Any ideas how to maintain the object type when I custom serialize the List?

+1  A: 

Try

[XmlArray]
[XmlArrayItem(ElementName="ABCFile", Type=typeof(ABCFile))]
[XmlArrayItem(ElementName="XYZFile", Type=typeof(XYZFile))]
public List<InputFile> InputFileList
{
   get;
   set;
}

This will indicate the serializer that, even though this is a List of InputFile, there will be two derived types that will be stored in this list. It's likely to make it use specific version of methods for each one.

If it fail, let me know.

Edit based on your comment

I don't see how this can be happing.

I tested it the following classes:

public class InputFile
{
    public String InputfileCommonProperty { get; set; }
}

public class ABCFile : InputFile
{
    public String ABCSpecificProperty { get; set; }
}

public class XYZFile : InputFile
{
    public String XYZSpecificProperty { get; set; }
}

public class InputFileHolder
{
    public InputFileHolder()
    {
        InputFileList = new List<InputFile>();
    }

    [XmlArray]
    [XmlArrayItem(ElementName = "ABCFile", Type = typeof(ABCFile))]
    [XmlArrayItem(ElementName = "XYZFile", Type = typeof(XYZFile))]
    public List<InputFile> InputFileList { get; set; }
}

My main program looks like:

static void Main(string[] args)
{
    InputFileHolder fileHolder = new InputFileHolder();
    fileHolder.InputFileList.Add(
        new ABCFile()
        {
            InputfileCommonProperty = "This is a common property",
            ABCSpecificProperty = "This is a class specific property"
        });

    XmlSerializer serializer = new XmlSerializer(typeof(InputFileHolder));
    MemoryStream memoryStream = new MemoryStream();
    serializer.Serialize(memoryStream, fileHolder);

    System.Text.UTF8Encoding enc = new System.Text.UTF8Encoding();
    String serializedString = enc.GetString(memoryStream.ToArray());
}

And in the end, serializedString's content is:

<?xml version="1.0"?>
<InputFileHolder xmlns:xsi="http://www.w3.org/2001/XMLSchema-instance" xmlns:xsd="http://www.w3.org/2001/XMLSchema"&gt;
  <InputFileList>
    <ABCFile>
      <InputfileCommonProperty>This is a common property</InputfileCommonProperty>
      <ABCSpecificProperty>This is a class specific property</ABCSpecificProperty>
    </ABCFile>
  </InputFileList>
</InputFileHolder>

You see?
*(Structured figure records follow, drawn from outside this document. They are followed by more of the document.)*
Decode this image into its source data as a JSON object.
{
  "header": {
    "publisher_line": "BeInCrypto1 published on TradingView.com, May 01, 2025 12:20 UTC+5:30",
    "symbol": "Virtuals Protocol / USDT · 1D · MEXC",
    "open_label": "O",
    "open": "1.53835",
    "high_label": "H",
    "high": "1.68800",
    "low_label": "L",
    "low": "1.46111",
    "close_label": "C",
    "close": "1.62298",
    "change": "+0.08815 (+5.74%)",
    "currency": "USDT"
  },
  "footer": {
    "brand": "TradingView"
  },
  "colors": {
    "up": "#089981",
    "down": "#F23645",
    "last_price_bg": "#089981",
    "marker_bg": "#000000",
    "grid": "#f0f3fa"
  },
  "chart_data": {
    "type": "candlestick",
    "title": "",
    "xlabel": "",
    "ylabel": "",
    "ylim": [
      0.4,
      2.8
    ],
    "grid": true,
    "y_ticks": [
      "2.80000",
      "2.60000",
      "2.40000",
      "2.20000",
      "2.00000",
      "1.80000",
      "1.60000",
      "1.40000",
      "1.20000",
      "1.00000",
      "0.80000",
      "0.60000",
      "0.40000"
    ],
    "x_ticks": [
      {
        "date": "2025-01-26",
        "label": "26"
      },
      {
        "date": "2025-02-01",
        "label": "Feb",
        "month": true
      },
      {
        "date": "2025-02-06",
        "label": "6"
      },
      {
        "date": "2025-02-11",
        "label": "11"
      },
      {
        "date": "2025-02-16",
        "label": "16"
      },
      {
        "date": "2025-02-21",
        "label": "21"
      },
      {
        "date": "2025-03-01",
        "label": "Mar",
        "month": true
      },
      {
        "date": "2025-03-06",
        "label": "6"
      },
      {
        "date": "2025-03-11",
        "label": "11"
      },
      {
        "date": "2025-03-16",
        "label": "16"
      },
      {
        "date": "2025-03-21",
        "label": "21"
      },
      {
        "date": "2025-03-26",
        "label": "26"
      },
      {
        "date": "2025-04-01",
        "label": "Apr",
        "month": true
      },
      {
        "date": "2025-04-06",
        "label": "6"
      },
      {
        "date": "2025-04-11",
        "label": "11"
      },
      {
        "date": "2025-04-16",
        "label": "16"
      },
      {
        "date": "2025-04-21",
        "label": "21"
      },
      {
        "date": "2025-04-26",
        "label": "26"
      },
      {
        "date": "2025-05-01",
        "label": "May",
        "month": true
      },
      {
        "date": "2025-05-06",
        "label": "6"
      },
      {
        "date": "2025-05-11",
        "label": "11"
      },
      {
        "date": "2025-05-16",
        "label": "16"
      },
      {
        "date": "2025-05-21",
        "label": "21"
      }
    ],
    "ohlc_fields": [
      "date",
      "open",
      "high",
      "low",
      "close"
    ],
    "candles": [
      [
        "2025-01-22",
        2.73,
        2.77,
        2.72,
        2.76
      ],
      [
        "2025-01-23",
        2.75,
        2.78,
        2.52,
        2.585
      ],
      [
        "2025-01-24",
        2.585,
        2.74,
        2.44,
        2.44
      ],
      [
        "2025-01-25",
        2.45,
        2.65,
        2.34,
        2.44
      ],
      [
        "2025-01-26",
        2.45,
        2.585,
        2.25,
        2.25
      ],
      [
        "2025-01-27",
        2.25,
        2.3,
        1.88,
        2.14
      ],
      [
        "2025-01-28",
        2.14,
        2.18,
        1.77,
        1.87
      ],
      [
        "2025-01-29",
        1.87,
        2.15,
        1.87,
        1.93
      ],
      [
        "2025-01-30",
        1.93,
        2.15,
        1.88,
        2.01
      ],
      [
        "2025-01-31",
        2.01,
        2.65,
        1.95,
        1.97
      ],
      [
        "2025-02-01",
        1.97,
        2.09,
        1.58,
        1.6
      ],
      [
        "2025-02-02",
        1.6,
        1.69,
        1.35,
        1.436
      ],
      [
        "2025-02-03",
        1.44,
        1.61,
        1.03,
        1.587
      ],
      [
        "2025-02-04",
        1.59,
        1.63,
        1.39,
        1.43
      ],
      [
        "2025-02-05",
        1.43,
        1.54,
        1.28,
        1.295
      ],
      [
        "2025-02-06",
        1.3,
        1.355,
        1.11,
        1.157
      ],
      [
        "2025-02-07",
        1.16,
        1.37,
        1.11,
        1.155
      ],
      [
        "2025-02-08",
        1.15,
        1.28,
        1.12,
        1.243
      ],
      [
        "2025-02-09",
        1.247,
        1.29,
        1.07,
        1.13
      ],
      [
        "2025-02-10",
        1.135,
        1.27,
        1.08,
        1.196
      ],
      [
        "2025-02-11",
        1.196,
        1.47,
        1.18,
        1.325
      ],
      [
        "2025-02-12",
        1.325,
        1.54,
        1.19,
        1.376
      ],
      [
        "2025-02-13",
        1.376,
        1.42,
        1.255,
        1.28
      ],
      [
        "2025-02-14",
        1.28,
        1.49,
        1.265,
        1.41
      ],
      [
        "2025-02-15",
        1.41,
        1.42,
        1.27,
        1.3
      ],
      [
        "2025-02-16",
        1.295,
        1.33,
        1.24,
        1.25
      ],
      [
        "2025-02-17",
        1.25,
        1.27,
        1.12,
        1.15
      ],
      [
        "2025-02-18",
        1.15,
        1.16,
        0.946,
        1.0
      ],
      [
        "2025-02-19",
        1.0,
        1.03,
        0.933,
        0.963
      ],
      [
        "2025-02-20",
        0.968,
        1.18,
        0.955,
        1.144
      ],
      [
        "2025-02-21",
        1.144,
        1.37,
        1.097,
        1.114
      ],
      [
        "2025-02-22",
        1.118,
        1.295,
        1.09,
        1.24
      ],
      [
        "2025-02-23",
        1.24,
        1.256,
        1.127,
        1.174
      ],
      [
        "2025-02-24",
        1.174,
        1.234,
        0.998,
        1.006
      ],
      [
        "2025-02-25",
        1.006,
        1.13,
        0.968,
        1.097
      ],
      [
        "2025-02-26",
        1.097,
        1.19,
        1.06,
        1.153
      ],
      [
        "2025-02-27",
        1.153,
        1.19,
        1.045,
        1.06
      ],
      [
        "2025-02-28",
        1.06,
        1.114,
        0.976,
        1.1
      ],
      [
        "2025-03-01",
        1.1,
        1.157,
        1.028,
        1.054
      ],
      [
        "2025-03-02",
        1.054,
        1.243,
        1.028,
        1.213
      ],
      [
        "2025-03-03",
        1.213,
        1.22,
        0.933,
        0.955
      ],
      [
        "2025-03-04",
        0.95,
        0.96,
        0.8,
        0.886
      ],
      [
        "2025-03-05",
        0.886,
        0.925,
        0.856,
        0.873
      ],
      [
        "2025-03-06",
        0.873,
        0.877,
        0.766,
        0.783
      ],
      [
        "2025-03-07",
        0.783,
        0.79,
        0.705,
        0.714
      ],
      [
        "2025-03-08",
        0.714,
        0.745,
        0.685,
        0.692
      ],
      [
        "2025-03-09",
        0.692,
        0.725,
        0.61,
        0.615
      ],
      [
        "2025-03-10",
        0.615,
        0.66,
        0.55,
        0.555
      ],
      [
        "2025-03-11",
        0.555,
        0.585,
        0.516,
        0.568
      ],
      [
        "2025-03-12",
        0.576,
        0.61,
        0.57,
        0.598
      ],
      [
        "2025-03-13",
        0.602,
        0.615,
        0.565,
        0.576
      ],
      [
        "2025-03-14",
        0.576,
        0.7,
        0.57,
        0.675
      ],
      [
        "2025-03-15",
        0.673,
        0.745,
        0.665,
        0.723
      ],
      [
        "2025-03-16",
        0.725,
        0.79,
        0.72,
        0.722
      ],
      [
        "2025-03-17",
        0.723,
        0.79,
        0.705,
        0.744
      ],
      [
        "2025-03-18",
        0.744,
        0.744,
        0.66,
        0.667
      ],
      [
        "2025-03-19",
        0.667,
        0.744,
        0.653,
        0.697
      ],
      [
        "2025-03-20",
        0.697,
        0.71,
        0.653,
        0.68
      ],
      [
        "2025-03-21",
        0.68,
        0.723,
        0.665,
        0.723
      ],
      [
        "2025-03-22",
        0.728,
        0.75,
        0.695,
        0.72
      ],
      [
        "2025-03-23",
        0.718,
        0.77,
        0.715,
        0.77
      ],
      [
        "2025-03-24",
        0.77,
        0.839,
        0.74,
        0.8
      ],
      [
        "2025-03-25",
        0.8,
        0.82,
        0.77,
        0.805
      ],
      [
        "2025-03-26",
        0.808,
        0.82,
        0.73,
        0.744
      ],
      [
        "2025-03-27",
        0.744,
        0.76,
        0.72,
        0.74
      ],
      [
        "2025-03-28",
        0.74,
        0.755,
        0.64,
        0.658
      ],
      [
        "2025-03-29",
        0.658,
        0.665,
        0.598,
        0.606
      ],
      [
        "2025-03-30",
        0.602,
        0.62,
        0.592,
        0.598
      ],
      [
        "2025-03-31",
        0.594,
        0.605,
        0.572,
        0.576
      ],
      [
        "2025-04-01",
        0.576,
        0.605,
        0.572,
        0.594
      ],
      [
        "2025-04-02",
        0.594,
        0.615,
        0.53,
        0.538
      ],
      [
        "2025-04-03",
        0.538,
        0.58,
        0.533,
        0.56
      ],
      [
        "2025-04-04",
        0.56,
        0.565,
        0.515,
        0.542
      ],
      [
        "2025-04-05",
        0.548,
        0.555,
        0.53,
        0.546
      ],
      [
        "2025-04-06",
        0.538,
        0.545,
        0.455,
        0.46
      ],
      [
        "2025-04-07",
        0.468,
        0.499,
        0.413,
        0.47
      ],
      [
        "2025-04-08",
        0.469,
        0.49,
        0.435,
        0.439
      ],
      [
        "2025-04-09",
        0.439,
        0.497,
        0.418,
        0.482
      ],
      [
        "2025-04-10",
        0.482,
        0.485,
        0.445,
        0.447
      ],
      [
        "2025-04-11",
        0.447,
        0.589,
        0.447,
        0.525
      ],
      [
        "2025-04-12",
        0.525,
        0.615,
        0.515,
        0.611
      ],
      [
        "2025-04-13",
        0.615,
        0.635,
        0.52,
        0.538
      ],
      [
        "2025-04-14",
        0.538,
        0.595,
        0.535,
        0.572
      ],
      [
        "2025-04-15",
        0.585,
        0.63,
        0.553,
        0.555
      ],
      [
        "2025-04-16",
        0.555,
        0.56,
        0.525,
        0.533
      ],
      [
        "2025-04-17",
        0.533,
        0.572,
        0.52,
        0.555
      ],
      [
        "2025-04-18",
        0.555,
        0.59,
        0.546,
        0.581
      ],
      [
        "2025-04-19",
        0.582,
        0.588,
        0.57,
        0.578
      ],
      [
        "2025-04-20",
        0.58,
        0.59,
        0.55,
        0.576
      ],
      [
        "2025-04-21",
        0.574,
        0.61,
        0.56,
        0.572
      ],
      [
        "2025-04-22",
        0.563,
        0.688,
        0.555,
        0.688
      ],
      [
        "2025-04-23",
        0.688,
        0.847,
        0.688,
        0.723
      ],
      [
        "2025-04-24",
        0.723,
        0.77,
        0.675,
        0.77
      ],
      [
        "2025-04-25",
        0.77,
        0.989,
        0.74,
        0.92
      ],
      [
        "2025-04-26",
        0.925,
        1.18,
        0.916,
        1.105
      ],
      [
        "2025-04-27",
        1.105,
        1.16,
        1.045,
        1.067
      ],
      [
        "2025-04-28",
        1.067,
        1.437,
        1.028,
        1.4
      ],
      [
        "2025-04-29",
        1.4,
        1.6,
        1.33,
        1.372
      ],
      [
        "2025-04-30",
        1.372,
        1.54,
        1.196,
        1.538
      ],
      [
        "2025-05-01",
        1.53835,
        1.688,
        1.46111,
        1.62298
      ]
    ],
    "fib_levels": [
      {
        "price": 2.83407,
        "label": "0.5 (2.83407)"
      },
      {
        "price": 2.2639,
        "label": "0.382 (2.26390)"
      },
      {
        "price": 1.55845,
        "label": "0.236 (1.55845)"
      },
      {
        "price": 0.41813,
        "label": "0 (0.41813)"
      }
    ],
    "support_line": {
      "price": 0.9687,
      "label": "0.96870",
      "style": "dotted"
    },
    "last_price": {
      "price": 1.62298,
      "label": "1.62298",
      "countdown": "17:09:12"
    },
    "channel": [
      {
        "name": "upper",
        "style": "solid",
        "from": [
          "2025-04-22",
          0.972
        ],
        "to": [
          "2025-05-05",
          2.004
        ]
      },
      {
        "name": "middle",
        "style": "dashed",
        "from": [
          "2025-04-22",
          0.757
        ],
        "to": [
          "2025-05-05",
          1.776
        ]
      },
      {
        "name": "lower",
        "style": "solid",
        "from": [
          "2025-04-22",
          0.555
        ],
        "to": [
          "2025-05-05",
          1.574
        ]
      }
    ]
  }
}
The serializer knows it's a ABCFile not a generic InputFile.

Ciwee
Thank you for the quick response.The XML generated still looks like: <ArrayOfInputFile><InputFile ...><InputFile ...></ArrayOfInputFile>. If I manually edit the XML to change InputFile to ABCFile it fails with bad XML error.
Aaron
Take a look at my code snippet and tell me what happens
Ciwee
Ok, It think I've discovered the root of the problem. My version of InputFileHolder has an IXmlSerializable interface where I have custom read/write of the parameters to serialize. If I remove the IXmlSerializable interface and let the framework handle it, I get XML like yours, where the object type is specified. I need to have a custom read, so I need to fix the write.I'll add my write code in the main post.